低出力レーザー治療は,痛みの緩和,抗炎症効果,発毛促進,傷の治癒など,さまざまな効果が報告されている。日本では炎症による疼痛の緩和に保険適用があり,リハビリテーション領域で使用されている。近年はより深部の組織へレーザーを届けるために,レーザーの高出力化も注目されている。

しかし,高出力レーザーを使用すると皮膚の痛みや熱傷のリスクが高まるため,安全でかつ効果があるレーザー強度を見極めることが求められている。これにより,患者にとって最適な治療法が提供できるようになる。

そこで研究グループは,レーザーそのものが神経活動および痛みの感覚に与える影響を明らかにするために,電気生理学的手法と行動学的手法を用いて検討した。

成熟ラットの脊髄後角の表層および深層に記録電極を刺入し,レーザー照射中の脊髄後角の神経細胞の発火を記録した。脊髄後角の表層は痛覚を,深層は触覚を伝える神経線維が入力する部位であり,それぞれ痛覚および触覚に相当する神経活動を記録することができる。

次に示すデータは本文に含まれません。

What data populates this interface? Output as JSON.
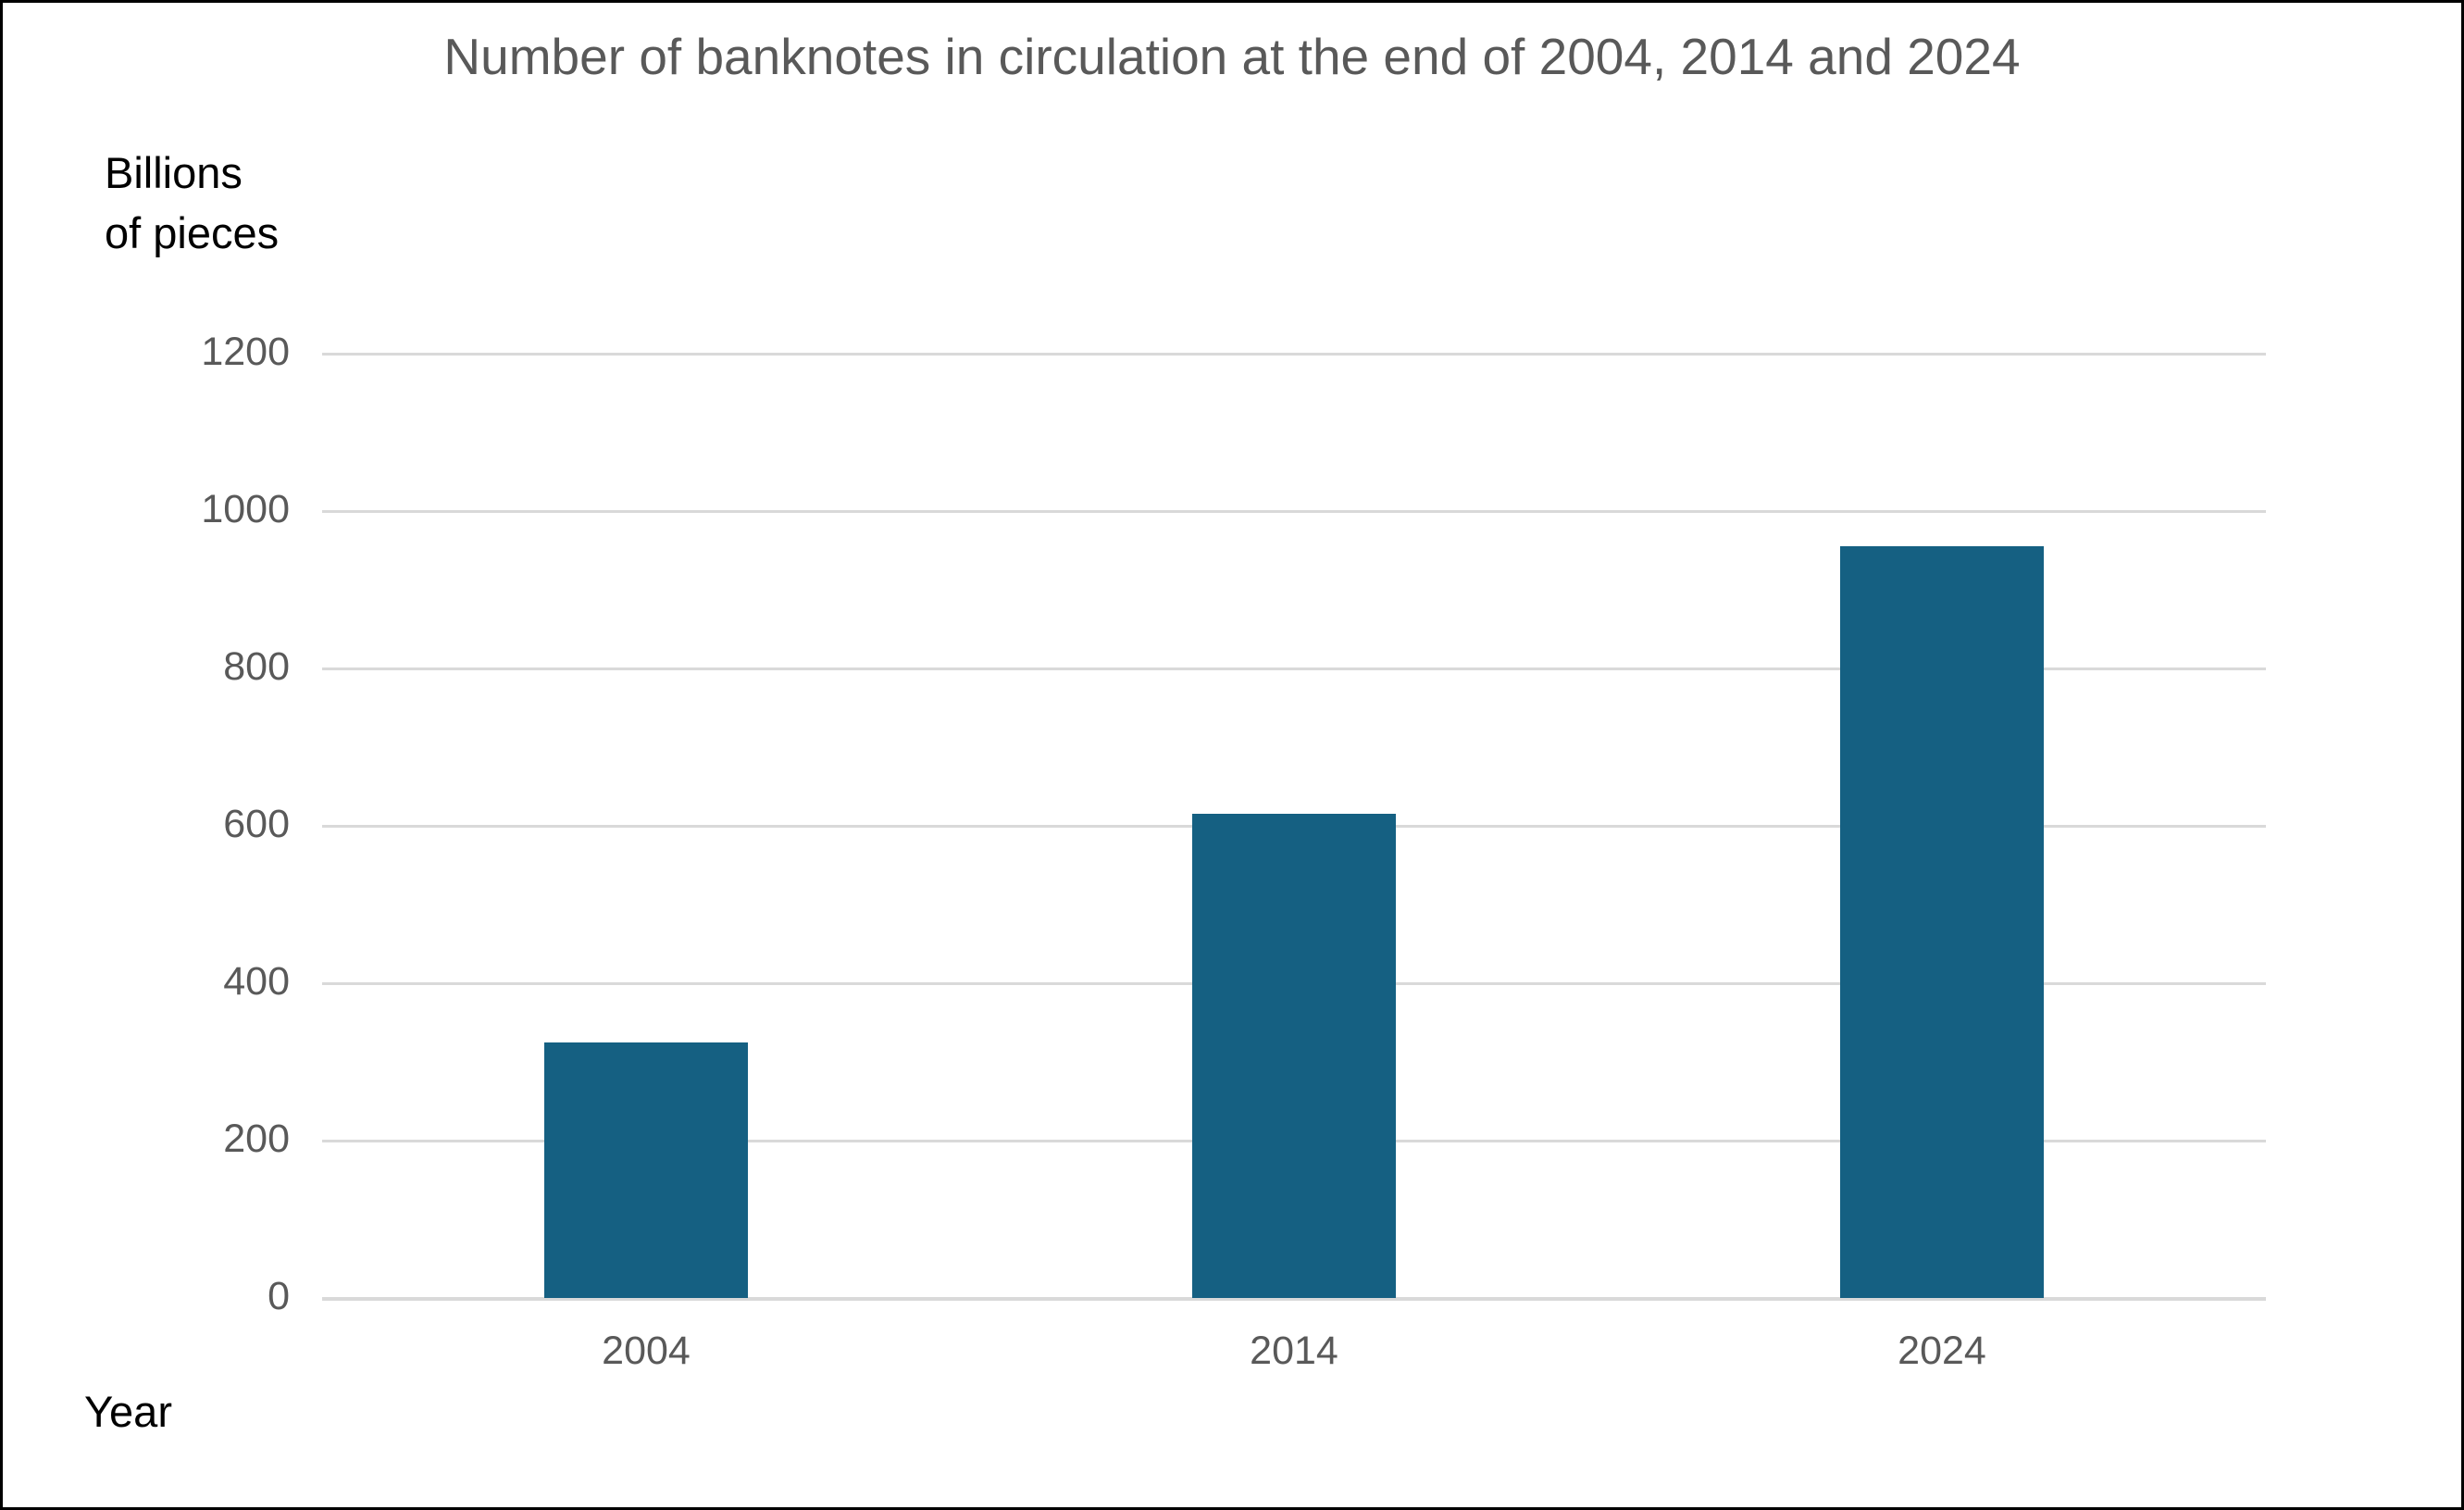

まずラットの坐骨神経に対してパワー密度1000mW/cm2(波長808nm,パワー0.79W,照射面積0.79 cm2,照射時間180秒)のレーザーを,皮膚を切開して露出させた坐骨神経に直接照射し,電気生理学的な記録を行なった。

その結果,脊髄後角の表層(痛覚情報入力部位)ニューロンの発火がレーザー照射中に一時的に増加し,照射後は,照射前と同等に戻ることが確認された。一方で脊髄後角の深層(触覚情報入力部位)ニューロンの発火は変化しなかった。

次に脊髄後角の表層で一時的に発火頻度が増加した強度(1000mW/cm2)のレーザー条件が痛みを生じさせるか,ラットを用いた行動試験を行なった。その結果,痛みの指標とされる逃避反応は見られず,発火頻度が増加した強度は痛みには相当しないことが分かった。

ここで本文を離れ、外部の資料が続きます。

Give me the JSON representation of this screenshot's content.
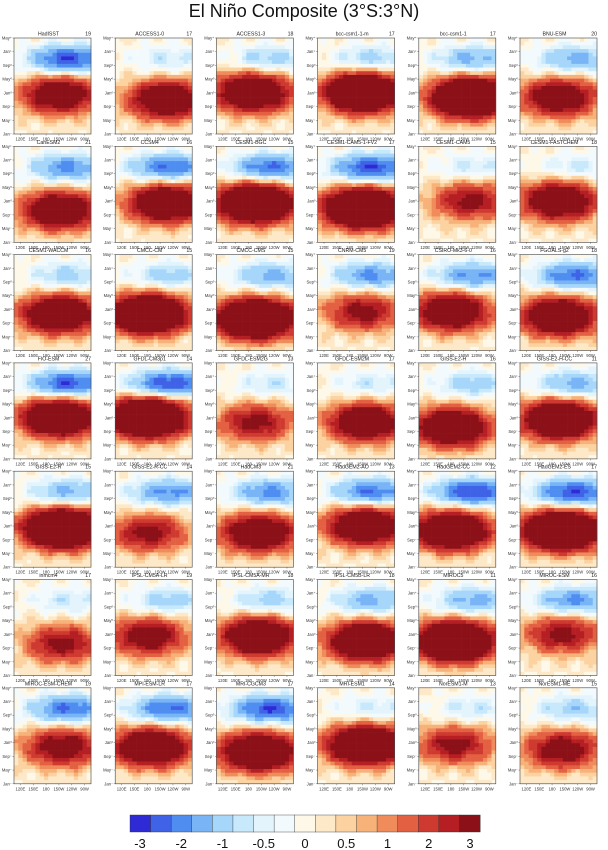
{
  "title": "El Niño Composite (3°S:3°N)",
  "chart_data": {
    "type": "heatmap",
    "title": "El Niño Composite (3°S:3°N)",
    "x_ticks": [
      "120E",
      "150E",
      "180",
      "150W",
      "120W",
      "90W"
    ],
    "y_ticks": [
      "Jan⁻",
      "May⁻",
      "Sep⁻",
      "Jan⁰",
      "May⁰",
      "Sep⁰",
      "Jan⁺",
      "May⁺"
    ],
    "colorbar": {
      "levels": [
        -3,
        -2.5,
        -2,
        -1.5,
        -1,
        -0.75,
        -0.5,
        -0.25,
        0,
        0.25,
        0.5,
        0.75,
        1,
        1.5,
        2,
        2.5,
        3
      ],
      "labels": [
        "-3",
        "-2",
        "-1",
        "-0.5",
        "0",
        "0.5",
        "1",
        "2",
        "3"
      ],
      "colors": [
        "#2e2ad6",
        "#3f62e6",
        "#4f8ef0",
        "#78b4f6",
        "#a6d6fa",
        "#c8e8fc",
        "#e3f4fd",
        "#f3fafe",
        "#fdf8e8",
        "#fde8c8",
        "#fbd2a0",
        "#f7b27a",
        "#f08b5c",
        "#e36142",
        "#cf3a30",
        "#b51f24",
        "#8c1018"
      ]
    },
    "panels": [
      {
        "name": "HadISST",
        "count": "19"
      },
      {
        "name": "ACCESS1-0",
        "count": "17"
      },
      {
        "name": "ACCESS1-3",
        "count": "18"
      },
      {
        "name": "bcc-csm1-1-m",
        "count": "17"
      },
      {
        "name": "bcc-csm1-1",
        "count": "17"
      },
      {
        "name": "BNU-ESM",
        "count": "20"
      },
      {
        "name": "CanESM2",
        "count": "21"
      },
      {
        "name": "CCSM4",
        "count": "16"
      },
      {
        "name": "CESM1-BGC",
        "count": "15"
      },
      {
        "name": "CESM1-CAM5-1-FV2",
        "count": "17"
      },
      {
        "name": "CESM1-CAM5",
        "count": "15"
      },
      {
        "name": "CESM1-FASTCHEM",
        "count": "18"
      },
      {
        "name": "CESM1-WACCM",
        "count": "16"
      },
      {
        "name": "CMCC-CM",
        "count": "15"
      },
      {
        "name": "CMCC-CMS",
        "count": "15"
      },
      {
        "name": "CNRM-CM5",
        "count": "19"
      },
      {
        "name": "CSIRO-Mk3-6-0",
        "count": "16"
      },
      {
        "name": "FGOALS-g2",
        "count": "18"
      },
      {
        "name": "FIO-ESM",
        "count": "27"
      },
      {
        "name": "GFDL-CM3p1",
        "count": "14"
      },
      {
        "name": "GFDL-ESM2G",
        "count": "13"
      },
      {
        "name": "GFDL-ESM2M",
        "count": "17"
      },
      {
        "name": "GISS-E2-H",
        "count": "16"
      },
      {
        "name": "GISS-E2-H-CC",
        "count": "11"
      },
      {
        "name": "GISS-E2-R",
        "count": "15"
      },
      {
        "name": "GISS-E2-R-CC",
        "count": "14"
      },
      {
        "name": "HadCM3",
        "count": "21"
      },
      {
        "name": "HadGEM2-AO",
        "count": "13"
      },
      {
        "name": "HadGEM2-CC",
        "count": "12"
      },
      {
        "name": "HadGEM2-ES",
        "count": "17"
      },
      {
        "name": "inmcm4",
        "count": "17"
      },
      {
        "name": "IPSL-CM5A-LR",
        "count": "19"
      },
      {
        "name": "IPSL-CM5A-MR",
        "count": "18"
      },
      {
        "name": "IPSL-CM5B-LR",
        "count": "18"
      },
      {
        "name": "MIROC5",
        "count": "11"
      },
      {
        "name": "MIROC-ESM",
        "count": "16"
      },
      {
        "name": "MIROC-ESM-CHEM",
        "count": "19"
      },
      {
        "name": "MPI-ESM-LR",
        "count": "17"
      },
      {
        "name": "MRI-CGCM3",
        "count": "17"
      },
      {
        "name": "MRI-ESM1",
        "count": "14"
      },
      {
        "name": "NorESM1-M",
        "count": "13"
      },
      {
        "name": "NorESM1-ME",
        "count": "15"
      }
    ]
  }
}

一方,強度を上昇させた9500mW/cm2のレーザーを使用した場合,ラットが逃避反応を示すことがわかった。これにより,1000mW/cm2のレーザー強度は,痛みを引き起こさない安全な条件であることが示唆される。

研究グループは,レーザーの作用が神経生理学的に詳細に解明されることで,より安全なレーザー治療につながることが期待されるとしている。